Marangoni flows are surface tension gradient driven flows that are commonly found in thin liquid films. Specifically, solutal Marangoni flows are flows driven by surface tension gradients generated via composition changes at the interface. Such systems can be found in a wide range of applications such as paint drying, tear film breakup,and the formation of wine legs.

We examine evaporating binary silicone oil films over a glass sphere – perhaps the simplest system driven by solutal Marangoni flows. The liquid film consists of two miscible silicone oils with different surface tension, evaporation rate, and kinematic viscosity (1cSt and 5cSt). To further simplify the system, we focus on silicone oil mixtures where the higher surface tension species with a negligible evaporation rate is present in the system at a low volume fraction (5cSt ≤ 2%). With the aid of a dynamic fluid film interferometer, we experimentally observe thin film evolution at different concentrations [1]. At the start of each experiment, the glass dome is submerged in the binary liquid and the dome is subsequently raised till the apex of the dome has penetrated the initially flat oil-air interface. Throughout this process, a thin film is formed by the squeezing motion and evaporation drives the formation of concentration gradients across the curved thin film. Due to the established concentration gradient and the resulting solutal Marangoni flow, liquid is drawn from the bulk region towards the apex of the dome. We find, at concentrations lower than 0.15% (5cSt), the thin film benefits from the stabilizing effect of a nanoscopically thin barrier ring and the film apparently thickens axisymmetrically. At higher concentrations (5cSt > 0.3%), a mound forms in the apex region and at later times the mound discharges asymmetrically, thus picking a particular direction for discharge. The film develops thereafter in a complex, asymmetric fashion.

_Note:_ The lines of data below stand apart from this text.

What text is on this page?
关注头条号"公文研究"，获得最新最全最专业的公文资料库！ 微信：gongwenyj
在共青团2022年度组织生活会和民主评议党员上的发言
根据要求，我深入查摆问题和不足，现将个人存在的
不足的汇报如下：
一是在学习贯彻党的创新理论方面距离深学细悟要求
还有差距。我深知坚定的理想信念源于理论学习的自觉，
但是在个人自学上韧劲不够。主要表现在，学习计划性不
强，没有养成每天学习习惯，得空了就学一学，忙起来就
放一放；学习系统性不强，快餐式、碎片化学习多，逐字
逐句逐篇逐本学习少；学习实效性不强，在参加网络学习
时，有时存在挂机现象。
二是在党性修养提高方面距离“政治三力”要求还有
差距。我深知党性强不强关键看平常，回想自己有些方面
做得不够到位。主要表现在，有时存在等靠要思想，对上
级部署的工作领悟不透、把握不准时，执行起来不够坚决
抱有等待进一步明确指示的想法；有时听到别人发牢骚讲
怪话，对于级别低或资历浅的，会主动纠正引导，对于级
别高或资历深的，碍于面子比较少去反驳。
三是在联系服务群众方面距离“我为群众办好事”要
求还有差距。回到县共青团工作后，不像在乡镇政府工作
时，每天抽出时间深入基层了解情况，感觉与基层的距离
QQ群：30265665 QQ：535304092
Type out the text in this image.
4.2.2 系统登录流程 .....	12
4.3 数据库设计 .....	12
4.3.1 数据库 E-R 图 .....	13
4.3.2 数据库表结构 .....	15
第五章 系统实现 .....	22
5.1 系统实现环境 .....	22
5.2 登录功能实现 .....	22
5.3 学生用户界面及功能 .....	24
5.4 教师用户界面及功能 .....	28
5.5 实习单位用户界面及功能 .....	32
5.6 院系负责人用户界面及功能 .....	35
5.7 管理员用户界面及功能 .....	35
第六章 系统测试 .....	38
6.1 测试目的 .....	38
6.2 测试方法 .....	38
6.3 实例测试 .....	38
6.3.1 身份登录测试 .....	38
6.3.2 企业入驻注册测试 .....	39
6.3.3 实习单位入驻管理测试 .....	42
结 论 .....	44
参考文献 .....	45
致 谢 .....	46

To further understand the mechanisms behind this instability, we have developed a 2D (i.e. non-axisymmetric) lubrication model that captures and explains the trends observed in the experiments. As the mound grows, the opposing forces of capillarity and Marangoni flow are both growing in magnitude, but the difference in their magnitudes is diminishing. When the system is subjected to an ambient disturbance, the disturbance grows till its magnitude can compete with the difference in the driving forces, leading to the mound discharge observed in the experiments. Further analysis of the problem shows that the system is linearly unstable, even at early times, to the lowest order non-axisymmetric mode. However, the instability growth rate is such that mound discharge appears only at later times.

[1] Rodríguez-Hakim, M., Barakat, J. M., Shi, X., Shaqfeh, E. S., & Fuller, G. G. (2019). Evaporation-driven solutocapillary flow of thin liquid films over curved substrates. Physical Review Fluids, 4(3), 034002.